In the time of Jesus, women did not have many rights. A woman could not ask for divorce. If this woman at the well was divorced five times, it was because five different men divorced her. Men did not need a reason to divorce. There was no extensive paperwork. All they needed to do was to put it in writing. There was nothing the woman could do to salvage her marriage. Since there were not many occupations available to woman, the only options for a divorced woman was to remarry, move in with a male relative, beg on the street, prostitute herself or starve.
While a man could divorce his wife for any reason, there was one situation when divorce was recommended. Because procreation was a so important in the Jewish faith, if a woman could not bear a child in the first ten years of marriage, it was recommended that the man take an additional wife or divorce and then remarry. It is very possible that the reason she had been abandoned by so many men was due to barrenness.
Even if the divorces were a result of her being barren and not an adulteress, people would have thought that there was still something fundamentally wrong with her. She had been abandoned by the men in her life. She had been abandoned by God. The respected women and men of the town were almost surely talking about her and judging her. More than almost anyone, she needed this living water that Jesus was talking about. She needed this living water because she was barely alive.

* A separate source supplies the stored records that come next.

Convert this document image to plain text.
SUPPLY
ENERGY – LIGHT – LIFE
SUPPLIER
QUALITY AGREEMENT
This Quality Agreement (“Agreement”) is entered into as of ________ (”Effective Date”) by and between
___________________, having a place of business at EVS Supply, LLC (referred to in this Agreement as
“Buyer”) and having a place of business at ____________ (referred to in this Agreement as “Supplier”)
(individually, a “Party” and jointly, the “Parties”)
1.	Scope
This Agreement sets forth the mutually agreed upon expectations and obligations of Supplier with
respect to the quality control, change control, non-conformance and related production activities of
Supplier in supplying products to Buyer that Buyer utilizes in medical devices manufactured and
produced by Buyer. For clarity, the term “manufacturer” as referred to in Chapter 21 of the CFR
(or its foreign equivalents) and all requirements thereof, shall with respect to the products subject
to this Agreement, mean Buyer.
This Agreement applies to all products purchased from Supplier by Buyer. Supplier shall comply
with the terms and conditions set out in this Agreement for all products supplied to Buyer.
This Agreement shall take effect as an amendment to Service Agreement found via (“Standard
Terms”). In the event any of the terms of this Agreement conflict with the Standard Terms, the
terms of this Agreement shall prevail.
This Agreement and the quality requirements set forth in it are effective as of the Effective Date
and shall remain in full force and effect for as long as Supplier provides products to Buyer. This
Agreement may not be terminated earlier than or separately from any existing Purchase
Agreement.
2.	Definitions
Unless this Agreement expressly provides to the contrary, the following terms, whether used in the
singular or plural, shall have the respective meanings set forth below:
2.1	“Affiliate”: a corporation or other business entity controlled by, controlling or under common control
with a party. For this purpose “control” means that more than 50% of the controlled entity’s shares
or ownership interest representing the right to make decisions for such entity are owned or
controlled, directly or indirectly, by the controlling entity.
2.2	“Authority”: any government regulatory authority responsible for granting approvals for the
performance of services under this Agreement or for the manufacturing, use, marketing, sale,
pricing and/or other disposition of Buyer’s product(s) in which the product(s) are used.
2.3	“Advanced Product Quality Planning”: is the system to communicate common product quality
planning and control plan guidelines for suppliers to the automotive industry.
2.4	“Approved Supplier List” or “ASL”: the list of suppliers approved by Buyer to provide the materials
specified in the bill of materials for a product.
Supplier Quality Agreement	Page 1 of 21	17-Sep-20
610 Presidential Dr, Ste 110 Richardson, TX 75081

Because of her thirst for hope, love and a relationship with God, she was open to Jesus’s words. She was ready to hear them. Instead of hearing what most people hear in this conversation (accusation and shame) she heard a man who knew her and wanted to know her more. He wanted to share the most important thing in the world, his love and acceptance. He revealed that he knew her story–some of which was shameful to her because she had likely come to believe what others believed about her. More important than the fact that he revealed what he knew of her, he also revealed a love and compassion for her. He didn’t care what others said about her. He knew the truth. He knew her heart, before it was corrupted by pain, shame and fear.
In addition, he also revealed himself, as the Christ—the Messiah. Jesus did not reveal himself to the most important men of the town. He did not go to the place of worship and announce that he was the Messiah. No, he went to her, a Samaritan, a woman, a person alone and abandoned.
Thus when she ran and told the whole town of people who had likely ostracized her to: “Come and see a man who told me everything I have ever done.” —she was saying that she had met someone who truly knew her and saw past the assumptions and stereotypes. Because this man, this Messiah had reminded her what it was to feel love and hope, she did not care that she was running into the middle of this town of people who had cast her off. She didn’t care that they considered her a shameful person. She had known what it was to live a life of shame. But now she knew the Messiah and he knew her. And once she knew that, there was no way she could hold it in. She had to tell the world.
People have occasionally told me that they don’t feel comfortable in church because they feel judged. Others tell me that they worry that if people know the truth, they would not respect them and that is something they don’t want to be reminded of. I think the reason so many people fear being part of a community of faith is combination of those things. I think people—we—have begun to judge ourselves based on what others have assumed. We have started to believe everything this culture is telling us, that we are not enough. We have forgotten that the truth lies not in the hearts of others, or even our own, but the heart of God. More than anything, God wants a relationship with us. God wants to know us and be known by us. There is no room for shame when it comes to our relationship with God. No shame.